Cesano is a European e-bike company active in the Benelux and France. They focus on rental and leasing of electric bicycles for hotels and businesses, offering complete packages that include maintenance and support.
Before launch, Cesano still had to decide which market they were actually going to focus on: B2B or B2C.
Both paths looked attractive on the surface. Both came with different operational, commercial, and strategic consequences. Choosing wrong wouldn’t just slow growth, it would lock the company into the wrong model from day one.
At this stage, opinions and assumptions were everywhere, but actual certainty was missing. The question wasn’t what could work, but what makes sense in reality.
The goal was to remove uncertainty before committing.
Cesano needed a clear understanding of how the market is structured, where demand actually exists, and how organisations and users engage with e-bike rental and leasing in practice.
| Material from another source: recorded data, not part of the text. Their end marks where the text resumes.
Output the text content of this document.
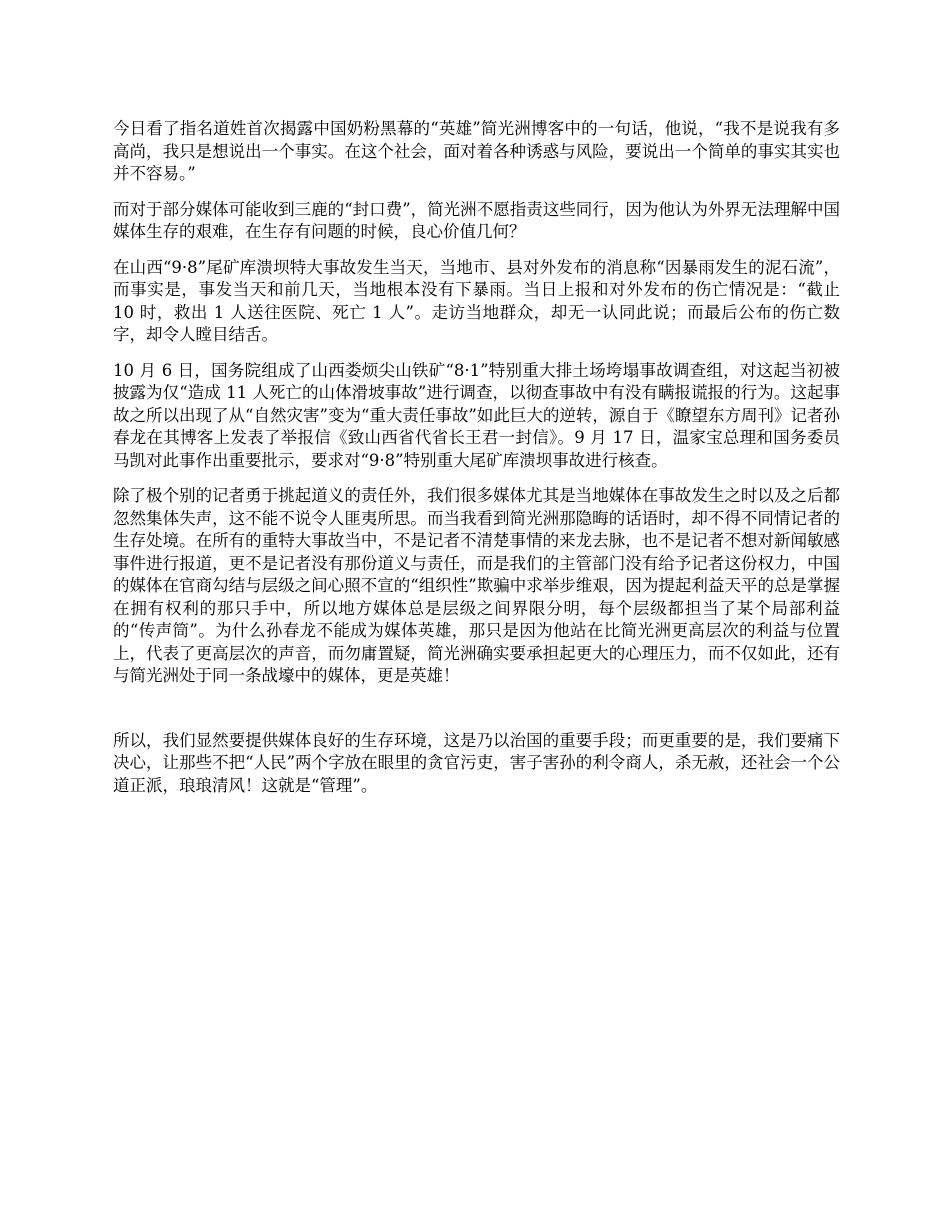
今日看了指名道姓首次揭露中国奶粉黑幕的“英雄”简光洲博客中的一句话，他说，“我不是说我有多高尚，我只是想说出一个事实。在这个社会，面对着各种诱惑与风险，要说出一个简单的事实其实也并不容易。”

而对于部分媒体可能收到三鹿的“封口费”，简光洲不愿指责这些同行，因为他认为外界无法理解中国媒体生存的艰难，在生存有问题的时候，良心价值几何？

在山西“9·8”尾矿库溃坝特大事故发生当天，当地市、县对外发布的消息称“因暴雨发生的泥石流”，而事实是，事发当天和前几天，当地根本没有下暴雨。当日上报和对外发布的伤亡情况是：“截止 10 时，救出 1 人送往医院、死亡 1 人”。走访当地群众，却无一认同此说；而最后公布的伤亡数字，却令人瞠目结舌。

10 月 6 日，国务院组成了山西娄烦尖山铁矿“8·1”特别重大排土场垮塌事故调查组，对这起当初被披露为仅“造成 11 人死亡的山体滑坡事故”进行调查，以彻查事故中有没有瞒报谎报的行为。这起事故之所以出现了从“自然灾害”变为“重大责任事故”如此巨大的逆转，源自于《瞭望东方周刊》记者孙春龙在其博客上发表了举报信《致山西省代省长王君一封信》。9 月 17 日，温家宝总理和国务委员马凯对此事作出重要批示，要求对“9·8”特别重大尾矿库溃坝事故进行核查。

除了极个别的记者勇于挑起道义的责任外，我们很多媒体尤其是当地媒体在事故发生之时以及之后都忽然集体失声，这不能不说令人匪夷所思。而当我看到简光洲那隐晦的话语时，却不得不同情记者的生存处境。在所有的重特大事故当中，不是记者不清楚事情的来龙去脉，也不是记者不想对新闻敏感事件进行报道，更不是记者没有那份道义与责任，而是我们的主管部门没有给予记者这份权力，中国的媒体在官商勾结与层级之间心照不宣的“组织性”欺骗中求举步维艰，因为提起利益天平的总是掌握在拥有权利的那只手中，所以地方媒体总是层级之间界限分明，每个层级都担当了某个局部利益的“传声筒”。为什么孙春龙不能成为媒体英雄，那只是因为他站在比简光洲更高层次的利益与位置上，代表了更高层次的声音，而勿庸置疑，简光洲确实要承担起更大的心理压力，而不仅如此，还有与简光洲处于同一条战壕中的媒体，更是英雄！

所以，我们显然要提供媒体良好的生存环境，这是乃以治国的重要手段；而更重要的是，我们要痛下决心，让那些不把“人民”两个字放在眼里的贪官污吏，害子害孙的利令商人，杀无赦，还社会一个公道正派，琅琅清风！这就是“管理”。
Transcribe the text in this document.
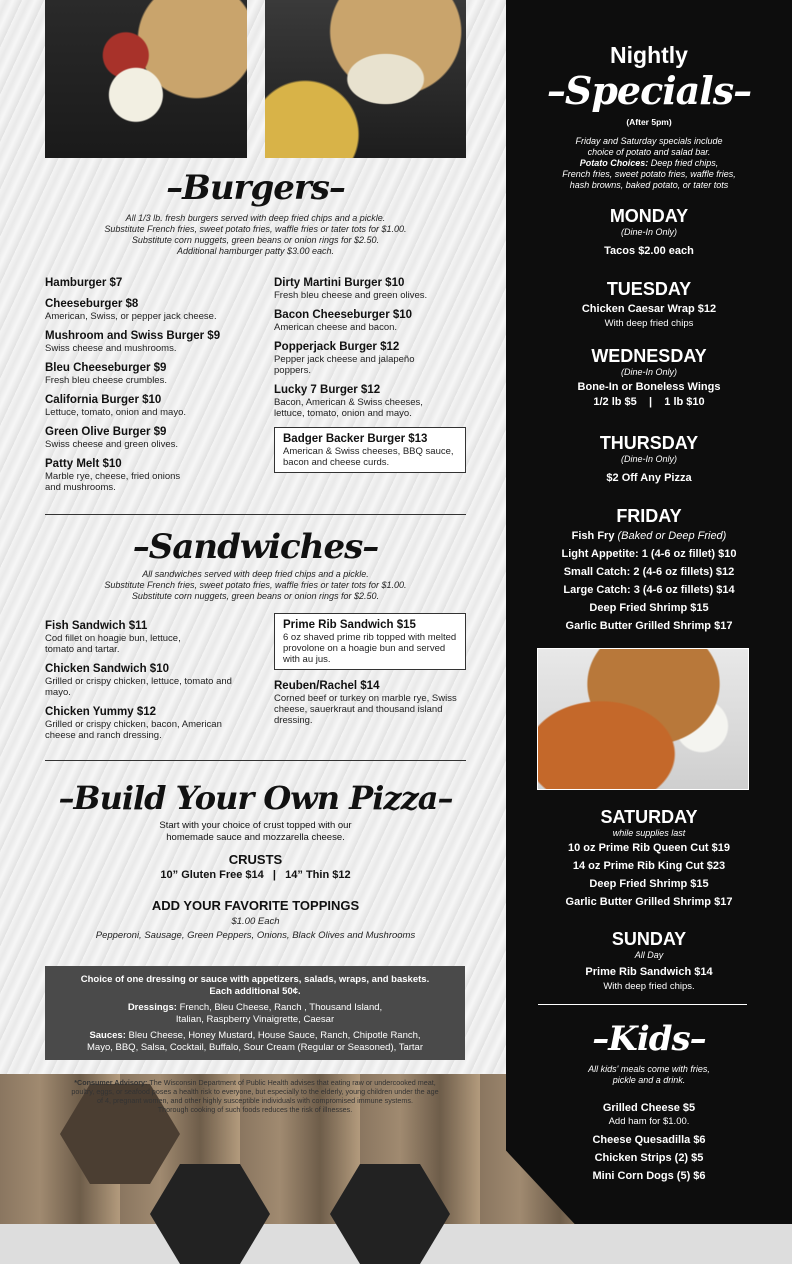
–Burgers–
All 1/3 lb. fresh burgers served with deep fried chips and a pickle.
Substitute French fries, sweet potato fries, waffle fries or tater tots for $1.00.
Substitute corn nuggets, green beans or onion rings for $2.50.
Additional hamburger patty $3.00 each.
Hamburger $7
Cheeseburger $8
American, Swiss, or pepper jack cheese.
Mushroom and Swiss Burger $9
Swiss cheese and mushrooms.
Bleu Cheeseburger $9
Fresh bleu cheese crumbles.
California Burger $10
Lettuce, tomato, onion and mayo.
Green Olive Burger $9
Swiss cheese and green olives.
Patty Melt $10
Marble rye, cheese, fried onions and mushrooms.
Dirty Martini Burger $10
Fresh bleu cheese and green olives.
Bacon Cheeseburger $10
American cheese and bacon.
Popperjack Burger $12
Pepper jack cheese and jalapeño poppers.
Lucky 7 Burger $12
Bacon, American & Swiss cheeses, lettuce, tomato, onion and mayo.
Badger Backer Burger $13
American & Swiss cheeses, BBQ sauce, bacon and cheese curds.
–Sandwiches–
All sandwiches served with deep fried chips and a pickle.
Substitute French fries, sweet potato fries, waffle fries or tater tots for $1.00.
Substitute corn nuggets, green beans or onion rings for $2.50.
Fish Sandwich $11
Cod fillet on hoagie bun, lettuce, tomato and tartar.
Chicken Sandwich $10
Grilled or crispy chicken, lettuce, tomato and mayo.
Chicken Yummy $12
Grilled or crispy chicken, bacon, American cheese and ranch dressing.
Prime Rib Sandwich $15
6 oz shaved prime rib topped with melted provolone on a hoagie bun and served with au jus.
Reuben/Rachel $14
Corned beef or turkey on marble rye, Swiss cheese, sauerkraut and thousand island dressing.
–Build Your Own Pizza–
Start with your choice of crust topped with our
homemade sauce and mozzarella cheese.
CRUSTS
10” Gluten Free $14   |   14” Thin $12
ADD YOUR FAVORITE TOPPINGS
$1.00 Each
Pepperoni, Sausage, Green Peppers, Onions, Black Olives and Mushrooms
Choice of one dressing or sauce with appetizers, salads, wraps, and baskets.
Each additional 50¢.
Dressings: French, Bleu Cheese, Ranch , Thousand Island,
Italian, Raspberry Vinaigrette, Caesar
Sauces: Bleu Cheese, Honey Mustard, House Sauce, Ranch, Chipotle Ranch,
Mayo, BBQ, Salsa, Cocktail, Buffalo, Sour Cream (Regular or Seasoned), Tartar
*Consumer Advisory: The Wisconsin Department of Public Health advises that eating raw or undercooked meat,
poultry, eggs, or seafood poses a health risk to everyone, but especially to the elderly, young children under the age
of 4, pregnant women, and other highly susceptible individuals with compromised immune systems.
Thorough cooking of such foods reduces the risk of illnesses.
Nightly
–Specials–
(After 5pm)
Friday and Saturday specials include
choice of potato and salad bar.
Potato Choices: Deep fried chips,
French fries, sweet potato fries, waffle fries,
hash browns, baked potato, or tater tots
MONDAY
(Dine-In Only)
Tacos $2.00 each
TUESDAY
Chicken Caesar Wrap $12
With deep fried chips
WEDNESDAY
(Dine-In Only)
Bone-In or Boneless Wings
1/2 lb $5    |    1 lb $10
THURSDAY
(Dine-In Only)
$2 Off Any Pizza
FRIDAY
Fish Fry (Baked or Deep Fried)
Light Appetite: 1 (4-6 oz fillet) $10
Small Catch: 2 (4-6 oz fillets) $12
Large Catch: 3 (4-6 oz fillets) $14
Deep Fried Shrimp $15
Garlic Butter Grilled Shrimp $17
SATURDAY
while supplies last
10 oz Prime Rib Queen Cut $19
14 oz Prime Rib King Cut $23
Deep Fried Shrimp $15
Garlic Butter Grilled Shrimp $17
SUNDAY
All Day
Prime Rib Sandwich $14
With deep fried chips.
–Kids–
All kids' meals come with fries,
pickle and a drink.
Grilled Cheese $5
Add ham for $1.00.
Cheese Quesadilla $6
Chicken Strips (2) $5
Mini Corn Dogs (5) $6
The outcome had to support a concrete decision, not just provide background information.
The research started where Cesano planned to operate first.
We looked at the companies already active in those regions, from bike rental businesses to dealers offering leasing and organisations working with shared bikes.
Their offers, pricing and positioning were analysed to understand where competition was real and where it was overstated.
At the same time, usage behaviour was examined from a practical angle. We looked at how people use bikes in real situations. When renting is considered, when buying is preferred, what prices feel acceptable, and how bikes are used within companies on a day-to-day basis.
What are the outcomes of this project?
After looking at the market, one direction stood out. Rental and leasing for hotels and companies made more sense than going after individual consumers. That’s where demand was clearer, budgets were more realistic, and usage matched the offer better.
This also made it easier to see who really mattered as competitors and where Cesano didn’t need to compete at all. Pricing, usage and expectations stopped being assumptions and became something concrete to work with.
From that point on, the team could stop going back and forth. They knew who the offer was for and could prepare the launch around that choice.
This project wasn’t about collecting insights. It was about forcing a decision before it became expensive to change.
By taking the time to understand how the market actually behaves, Cesano avoided building in the wrong direction and gained a solid starting point for growth.